Zaten ranttan, talandan ve yaşatmayı değil yok etmeyi esas alan bu düzenden daha mı ütopiktir ekolojik, komünal ve kadın özgürlükçü yaşam isteği. Soru işaretine dahi gerek yok. Akıl almaz olan, vicdani olmayan, iyiye-güzele-doğruya dair her şeyi yok eden bu amansız düzene karşı insan onuruna yakışır bir yaşamı kurma arzusu ve mücadelesi kadınların deprem sürecinde de istikrarla yürüdüğü yol oldu. Kaos aralıklarından halkların ve kadınların lehine ekolojik devrim ile kadın özgürlükçü paradigma ile çıkma iddiası aynı inançla hayatı, dayanışmayı ördü.
Deprem sonrasında yaşanılanlar kapitalizmin sonucuydu ve yıkımdan önce, betonların dışında başka enkazlar da yaratmıştı. Yozlaşmanın, çürümenin, yabancılığın, bireyciliğin, özne-nesne ikileminde yaşam bulan her türlü ezme-ezilme biçimi aslında kültürel enkazdı. Günün yarısında kölelik koşullarında çalışıp haftalık mutfak alışverişinin zor yapıldığı ve adeta mezar olan evlerin kirasının dahi zor ödendiği bu akıl almazlık ise ekonomik enkazdı. Evlerimizi başımıza yıkan, yaşamımızı betona gömen devletti ve bu salt depremle de ilgili değildi.

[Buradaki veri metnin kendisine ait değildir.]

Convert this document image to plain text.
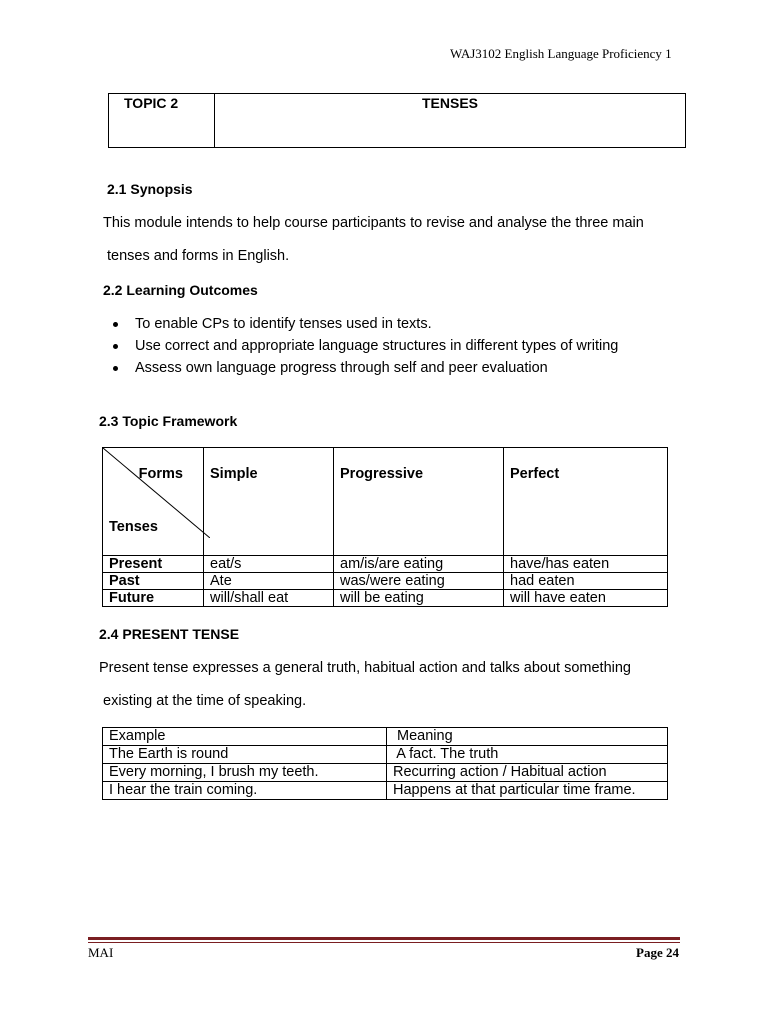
WAJ3102 English Language Proficiency 1
TOPIC 2	TENSES
2.1 Synopsis
This module intends to help course participants to revise and analyse the three main
tenses and forms in English.
2.2 Learning Outcomes
To enable CPs to identify tenses used in texts.
Use correct and appropriate language structures in different types of writing
Assess own language progress through self and peer evaluation
2.3 Topic Framework
Forms
Tenses	Simple	Progressive	Perfect
Present	eat/s	am/is/are eating	have/has eaten
Past	Ate	was/were eating	had eaten
Future	will/shall eat	will be eating	will have eaten
2.4 PRESENT TENSE
Present tense expresses a general truth, habitual action and talks about something
existing at the time of speaking.
Example	Meaning
The Earth is round	A fact. The truth
Every morning, I brush my teeth.	Recurring action / Habitual action
I hear the train coming.	Happens at that particular time frame.
MAI	Page 24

Toplumsallığın üzerine örtülen binlerce yıllık enkaz elbette kaldırılacak. Bunu sadece umut etmiyoruz. Biliyoruz, erkek egemen devlet aklının en az beş bin yılı bulan bu yıkım, katletme, kırım politikalarının yarattığı enkazın altındaki hakikatin sesini duyuyoruz. Onun çağrısı en kaotik anda dahi içimizde bir yerlerde yerinde duramayan bir çocuk heyecanıyla koşturuyor; taşları, molozları kaldırıyoruz ve duymakla kalmayıp görüyoruz hakikatin o sarsıcı, yalın halini. Orada dayanışma, orada göz göze gelişlerin en güzeli, orada sömürü-talan düzenine itirazın haykırışı, orada en umulmadık yitirilmiş sanılan doğrunun, güzelin, iyinin elleri.